In a standard supervised learning setup, we are given two sets $\mathcal{X}$ and $\mathcal{Y}$, and our goal is to learn a function $f \in \mathcal{F}$ that minimizes the expected loss:

\[f^*=\text{argmin}_{f\in \mathcal{F}} \underbrace{\mathbb{E}_{X, Y\sim \mathcal{X}, \mathcal{Y}} [\ell(f(X), Y)]}_{R(f)}\]

Here, $\ell: \mathcal{Y} \times \mathcal{Y} \rightarrow \mathbb{R}$ is the loss function, which measures the error between the prediction $f(X)$ and the true label $Y$. The term $R(f)$ is referred to as the risk of $f$. However, solving this problem in practice presents two main challenges:

Optimization Challenge: It’s difficult to optimize over the space of all functions $\mathcal{F}$ (we typically assume that the functions are measurable, but nonetheless, this is still a large set!).
Evaluation Challenge: Even evaluating the objective $R(f)$ requires performing an integration over a high-dimensional space, which is computationally difficult, and even impossible in some cases.

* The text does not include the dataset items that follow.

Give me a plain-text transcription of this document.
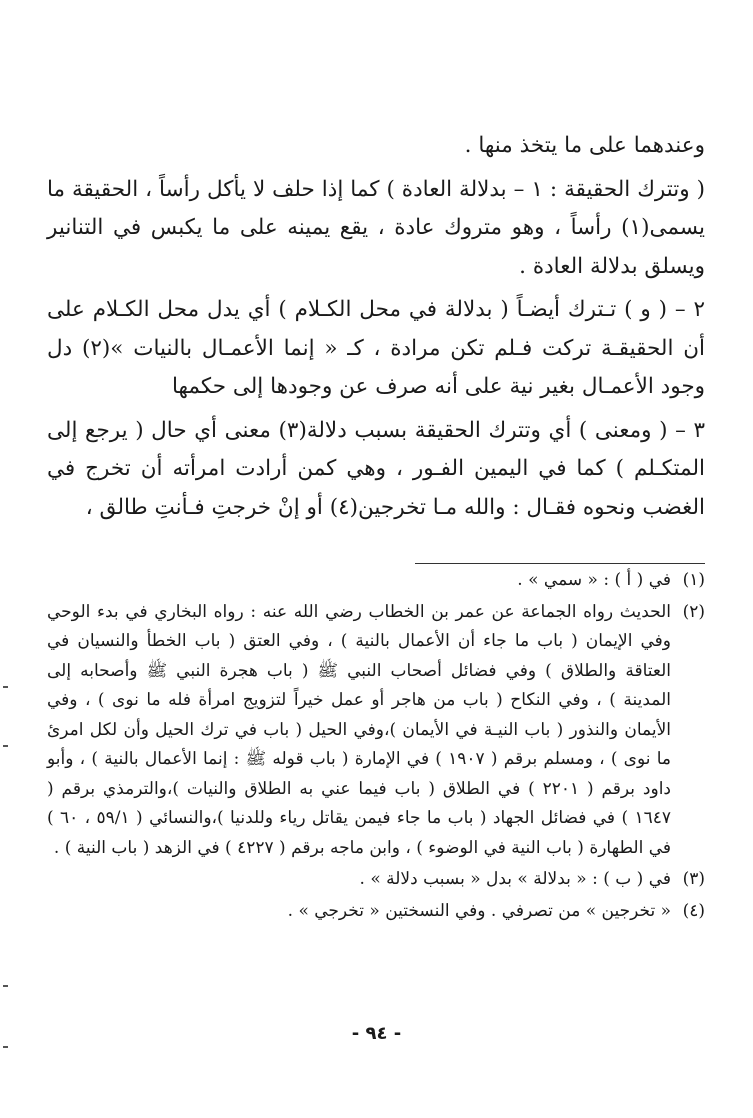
وعندهما على ما يتخذ منها .

( وتترك الحقيقة : ١ – بدلالة العادة ) كما إذا حلف لا يأكل رأساً ، الحقيقة ما يسمى(١) رأساً ، وهو متروك عادة ، يقع يمينه على ما يكبس في التنانير ويسلق بدلالة العادة .

٢ – ( و ) تـترك أيضـاً ( بدلالة في محل الكـلام ) أي يدل محل الكـلام على أن الحقيقـة تركت فـلم تكن مرادة ، كـ « إنما الأعمـال بالنيات »(٢) دل وجود الأعمـال بغير نية على أنه صرف عن وجودها إلى حكمها

٣ – ( ومعنى ) أي وتترك الحقيقة بسبب دلالة(٣) معنى أي حال ( يرجع إلى المتكـلم ) كما في اليمين الفـور ، وهي كمن أرادت امرأته أن تخرج في الغضب ونحوه فقـال : والله مـا تخرجين(٤) أو إنْ خرجتِ فـأنتِ طالق ،

(١)
في ( أ ) : « سمي » .
(٢)
الحديث رواه الجماعة عن عمر بن الخطاب رضي الله عنه : رواه البخاري في بدء الوحي وفي الإيمان ( باب ما جاء أن الأعمال بالنية ) ، وفي العتق ( باب الخطأ والنسيان في العتاقة والطلاق ) وفي فضائل أصحاب النبي ﷺ ( باب هجرة النبي ﷺ وأصحابه إلى المدينة ) ، وفي النكاح ( باب من هاجر أو عمل خيراً لتزويج امرأة فله ما نوى ) ، وفي الأيمان والنذور ( باب النيـة في الأيمان )،وفي الحيل ( باب في ترك الحيل وأن لكل امرئ ما نوى ) ، ومسلم برقم ( ١٩٠٧ ) في الإمارة ( باب قوله ﷺ : إنما الأعمال بالنية ) ، وأبو داود برقم ( ٢٢٠١ ) في الطلاق ( باب فيما عني به الطلاق والنيات )،والترمذي برقم ( ١٦٤٧ ) في فضائل الجهاد ( باب ما جاء فيمن يقاتل رياء وللدنيا )،والنسائي ( ٥٩/١ ، ٦٠ ) في الطهارة ( باب النية في الوضوء ) ، وابن ماجه برقم ( ٤٢٢٧ ) في الزهد ( باب النية ) .
(٣)
في ( ب ) : « بدلالة » بدل « بسبب دلالة » .
(٤)
« تخرجين » من تصرفي . وفي النسختين « تخرجي » .
- ٩٤ -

In practice, the first challenge is often addressed by restricting our search to a parameterized family of functions $\lbrace f_\theta : \theta \in \Theta \rbrace$. This allows us to use algorithms like gradient descent to solve for the optimal parameter $\theta^*$. The second challenge, on the other hand, is usually handled through changing the objective: we replace the expectation with a Monte Carlo estimate. This leads to the empirical risk minimization (ERM) problem:

\[\hat{f}=\text{argmin}_{f\in \mathcal{F}} \underbrace{\frac{1}{n}\sum_{i=1}^n \ell(f(X_i), Y_i)}_{\hat{R}_n(f)}\]

Here, $\mathcal{D}=\lbrace (X_i, Y_i) \rbrace _{i \in [n]}$, often called the training set, consisting of i.i.d. samples from the distribution $\mathcal{X} \times \mathcal{Y}$. We call the term $\hat{R}_n(f)$ the empirical risk, which is an approximation of the true risk $R(f)$ using the training data $\mathcal{D}$.

Since $\hat{f}$ is the minimizer of the empirical risk over the training dataset $\mathcal{D}$, we expect $\hat{f}$ to achieve low loss on $\mathcal{D}$. But this is not what we want: we want $\hat{f}$ to achieve low loss (in expectation) over the entire distribution $\mathcal{X}\times \mathcal{Y}$. We can quantify this by measuring the excess risk of $\hat{f}$:

\[\text{Excess}(\hat{f}) = R(\hat{f}) - R(f^*)\]

Which compares the true risk of $\hat{f}$ with the optimal risk achieved by $f^*$. The hope is that, given some function class $\mathcal{F}$, we will be able to upper bound the excess risk. This would give us some insights into the generalization capabilities of function estimators within $\mathcal{F}$.

Decomposition of Excess Risk

To upper bound the excess risk, we can decompose it into three terms:

\[\begin{align*} R(\hat{f}) - R(f^*) &\leq \underbrace{R(\hat{f}) - \hat{R}_n(\hat{f})}_{(1)} + \underbrace{\hat{R}_n(\hat{f}) - \hat{R}_n(f)}_{(2)} + \underbrace{\hat{R}_n(f) - R(f^*)}_{(3)}\\ &\leq 2\sup_{f\in \mathcal{F}}|\hat{R}_n(f)-R(f)| \end{align*}\]

Where in the second inequality, we used the fact that $(2)$ is always non-positive and applied a uniform bound on $(1)$ and $(3)$. Even though we can bound $(3)$ using standard concentration inequalities, $(1)$ cannot be bounded this way since the i.i.d. assumption that is usually required for concentration inequality is not satisfied. This uniform bound essentially removes the statistical dependence between $\hat{R}_n$ and $\hat{f}$.

In the upcoming blogs, we will show that in general, the excess risk controlled by the “complexity” of the function class

\[R(\hat{f}) - R(f^*) \leq O\bigg(\frac{\text{Complexity}(\mathcal{F})}{\sqrt{n}}\bigg)\]

Some examples of complexity measure includes the cardinality of $\mathcal{F}$ (in the case when $\mathcal{F}$ is finite set) or the dimension of $\mathcal{F}$. Instead of focusing on the empirical risk minimization problem, we will prove this by considering the more general problem—by defining the true risk and the empirical risk as follows:

\[R(f)=\mathbb{E}_{X}[f(X)] \hspace{20mm} \hat{R}_n(f)=\frac{1}{n}\sum_{i=1}^n [f(X_i)]\]

This will give us a bound on the empirical risk minimization problem if we define $f$ to be the loss function term. In terms of notation, we define:

\[\|\mathbb{P}_n - \mathbb{P}\|_{\mathcal{F}} = \sup_{f\in \mathcal{F}} |\hat{R}_n(f)- R(f)|\]

Which is a random variable since it depends on the data $X_{1:n}$.